Pourquoi les Palestiniens
recourent-ils aux grèves de la faim ?
Les
prisonniers et détenus palestiniens recourent à la grève de la faim afin de
protester, et de faire entendre leurs voix à l’extérieur d’un système juridique
injuste qui gère leur détention arbitraire et la répression de leurs voix (au
moyen d’ordonnances de détention administrative sans jugement et d’une
législation incluant notamment le récent projet de loi relatif à l’alimentation
de force). Toutefois, les autorités de l’occupation israélienne n’ont pas
réussi à briser la volonté des grévistes de la faim palestiniens qui continuent
de se servir de leurs corps, en l’absence de tout recours juridique adapté, et
de pratiquer une désobéissance légitime. Les grévistes de la faim défient la
puissance disciplinaire de contrôle et de domination ; le corps du
gréviste de la faim constitue ainsi un moyen de lutte par lequel la puissance
se trouve déplacée et recréé. Les prisonniers et détenus refusent de se plier
au système structuré de contraintes et de privations de la prison, où ils ne
possèdent pas une pleine autonomie sur leurs corps.
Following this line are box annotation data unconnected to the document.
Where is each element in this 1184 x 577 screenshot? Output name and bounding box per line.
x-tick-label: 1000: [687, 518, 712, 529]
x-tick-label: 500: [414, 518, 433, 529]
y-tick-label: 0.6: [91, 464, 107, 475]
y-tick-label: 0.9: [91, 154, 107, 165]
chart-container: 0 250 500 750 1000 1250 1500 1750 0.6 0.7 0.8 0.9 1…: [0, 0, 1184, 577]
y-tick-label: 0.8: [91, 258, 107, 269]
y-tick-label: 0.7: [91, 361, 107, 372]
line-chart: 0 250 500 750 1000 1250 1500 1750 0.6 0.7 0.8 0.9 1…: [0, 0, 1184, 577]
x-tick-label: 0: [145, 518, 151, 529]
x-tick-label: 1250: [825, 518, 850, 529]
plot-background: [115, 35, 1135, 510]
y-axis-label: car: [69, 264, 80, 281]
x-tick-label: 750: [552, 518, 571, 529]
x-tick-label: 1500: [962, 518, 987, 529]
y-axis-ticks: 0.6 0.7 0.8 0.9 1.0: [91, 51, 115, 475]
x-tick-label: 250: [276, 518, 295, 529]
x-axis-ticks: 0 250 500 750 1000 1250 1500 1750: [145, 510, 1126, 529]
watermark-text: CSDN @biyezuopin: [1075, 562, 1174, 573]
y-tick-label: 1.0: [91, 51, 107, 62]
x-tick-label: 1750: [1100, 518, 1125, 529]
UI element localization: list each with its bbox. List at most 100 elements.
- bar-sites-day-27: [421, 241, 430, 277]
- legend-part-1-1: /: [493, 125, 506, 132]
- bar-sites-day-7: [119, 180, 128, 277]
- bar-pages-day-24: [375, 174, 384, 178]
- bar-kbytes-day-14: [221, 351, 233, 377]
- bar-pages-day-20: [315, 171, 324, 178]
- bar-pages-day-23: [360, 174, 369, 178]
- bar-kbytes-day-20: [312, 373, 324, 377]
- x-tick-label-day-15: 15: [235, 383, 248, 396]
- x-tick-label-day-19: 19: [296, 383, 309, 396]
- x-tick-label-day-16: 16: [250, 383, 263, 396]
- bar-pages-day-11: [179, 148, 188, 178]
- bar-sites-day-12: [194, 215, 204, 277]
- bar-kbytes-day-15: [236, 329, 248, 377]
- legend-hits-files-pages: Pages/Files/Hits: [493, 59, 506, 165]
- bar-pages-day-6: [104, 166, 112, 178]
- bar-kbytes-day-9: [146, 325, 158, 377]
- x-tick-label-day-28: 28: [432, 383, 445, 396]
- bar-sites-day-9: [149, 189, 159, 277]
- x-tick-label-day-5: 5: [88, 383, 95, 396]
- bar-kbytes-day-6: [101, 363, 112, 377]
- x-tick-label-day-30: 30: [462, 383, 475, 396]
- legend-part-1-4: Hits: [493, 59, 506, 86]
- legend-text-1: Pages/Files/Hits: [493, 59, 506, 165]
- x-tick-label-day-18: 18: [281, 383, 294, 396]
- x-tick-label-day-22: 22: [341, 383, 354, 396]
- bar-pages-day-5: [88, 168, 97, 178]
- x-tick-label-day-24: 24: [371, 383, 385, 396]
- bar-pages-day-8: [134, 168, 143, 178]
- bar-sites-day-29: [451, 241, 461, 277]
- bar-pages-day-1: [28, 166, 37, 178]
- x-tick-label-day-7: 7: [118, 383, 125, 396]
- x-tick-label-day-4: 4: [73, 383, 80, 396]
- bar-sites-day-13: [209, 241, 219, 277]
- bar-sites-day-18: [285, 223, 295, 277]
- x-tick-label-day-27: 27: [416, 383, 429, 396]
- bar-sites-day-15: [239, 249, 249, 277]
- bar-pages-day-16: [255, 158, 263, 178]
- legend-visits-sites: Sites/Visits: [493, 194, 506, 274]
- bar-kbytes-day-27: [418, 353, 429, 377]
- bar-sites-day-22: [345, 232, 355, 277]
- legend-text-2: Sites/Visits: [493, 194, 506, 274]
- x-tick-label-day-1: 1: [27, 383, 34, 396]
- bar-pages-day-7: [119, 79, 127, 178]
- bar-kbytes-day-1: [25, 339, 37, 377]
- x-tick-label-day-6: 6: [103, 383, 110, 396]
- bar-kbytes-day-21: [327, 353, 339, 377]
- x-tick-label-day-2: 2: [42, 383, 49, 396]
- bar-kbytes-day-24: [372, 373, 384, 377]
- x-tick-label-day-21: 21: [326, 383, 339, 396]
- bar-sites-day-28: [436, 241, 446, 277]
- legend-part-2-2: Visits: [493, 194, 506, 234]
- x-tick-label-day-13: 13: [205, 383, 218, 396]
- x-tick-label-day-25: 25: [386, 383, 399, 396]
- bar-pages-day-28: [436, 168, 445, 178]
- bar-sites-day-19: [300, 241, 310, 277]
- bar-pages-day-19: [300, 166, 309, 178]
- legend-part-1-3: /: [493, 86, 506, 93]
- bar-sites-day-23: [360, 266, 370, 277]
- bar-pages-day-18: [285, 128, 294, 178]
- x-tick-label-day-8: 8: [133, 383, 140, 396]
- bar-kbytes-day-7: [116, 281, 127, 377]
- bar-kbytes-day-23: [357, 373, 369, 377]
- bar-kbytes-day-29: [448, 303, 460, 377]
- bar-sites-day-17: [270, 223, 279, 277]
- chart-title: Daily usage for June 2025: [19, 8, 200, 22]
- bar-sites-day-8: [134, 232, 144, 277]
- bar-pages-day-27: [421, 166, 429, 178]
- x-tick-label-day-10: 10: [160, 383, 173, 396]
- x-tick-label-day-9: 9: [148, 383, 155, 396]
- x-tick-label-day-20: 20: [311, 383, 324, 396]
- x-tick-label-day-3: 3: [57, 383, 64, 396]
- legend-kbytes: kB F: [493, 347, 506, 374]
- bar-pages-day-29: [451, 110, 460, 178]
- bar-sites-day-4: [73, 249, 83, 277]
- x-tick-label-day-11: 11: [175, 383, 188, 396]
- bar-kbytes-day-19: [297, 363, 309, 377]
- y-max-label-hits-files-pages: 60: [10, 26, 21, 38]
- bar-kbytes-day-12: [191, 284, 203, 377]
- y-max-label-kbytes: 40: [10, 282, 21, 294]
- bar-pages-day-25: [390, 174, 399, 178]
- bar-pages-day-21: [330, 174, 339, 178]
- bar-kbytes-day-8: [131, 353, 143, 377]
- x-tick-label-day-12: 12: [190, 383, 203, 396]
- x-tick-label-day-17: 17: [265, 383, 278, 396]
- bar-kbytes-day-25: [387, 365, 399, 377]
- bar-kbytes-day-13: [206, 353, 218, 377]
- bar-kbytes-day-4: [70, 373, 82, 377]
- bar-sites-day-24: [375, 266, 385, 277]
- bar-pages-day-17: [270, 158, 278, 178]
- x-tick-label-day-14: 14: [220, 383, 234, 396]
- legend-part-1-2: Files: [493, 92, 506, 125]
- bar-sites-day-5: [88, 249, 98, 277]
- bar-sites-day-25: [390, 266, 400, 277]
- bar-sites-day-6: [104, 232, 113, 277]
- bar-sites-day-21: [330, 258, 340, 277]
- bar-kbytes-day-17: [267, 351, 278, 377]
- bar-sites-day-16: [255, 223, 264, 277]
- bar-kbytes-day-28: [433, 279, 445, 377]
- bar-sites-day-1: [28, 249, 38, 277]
Ainsi, à travers les grèves
de la faim, ces prisonniers et détenus regagnent une souveraineté sur leurs
corps en devenant les décideurs, au-dessus des autorités pénitentiaires.
Quelles
sont nos exigences ?
Addameer
s’adresse à la communauté internationale pour qu’elle exige du gouvernement
israélien qu’il respecte la volonté des grévistes de la faim se servant de leur
corps comme moyen légitime de protestation, les grèves de la faim ont été
reconnues par la Déclaration de Malte de l’Assemblée Médicale Mondiale (AMM)
sur les grévistes de la faim comme « souvent une forme de protestation par
des personnes qui n’ont pas d’autres manières de faire connaître leurs revendications »
Addameer
demande aussi à la communauté internationale de faire cesser l’utilisation de
la détention administrative comme cela est recommandé par le Comité des
Nations-Unies contre la Torture, dans ses observations finales du 13 mai 2016,
où il demande au gouvernement israélien de « prendre les mesures
nécessaires pour mettre fin à la pratique de la détention administrative et
veiller à ce que toutes les personnes qui sont actuellement tenues en détention
administrative disposent de toutes les garanties juridiques fondamentales ».
Addameer
demande en outre à la communauté internationale, dont l’Union européenne, les
Nations-Unies, et le Comité international de la Croix-Rouge, d’intervenir
immédiatement pour sauver les vies de Bilal Kayed et des autres prisonniers en
grève de la faim, dont certains sont dans un état de santé critique.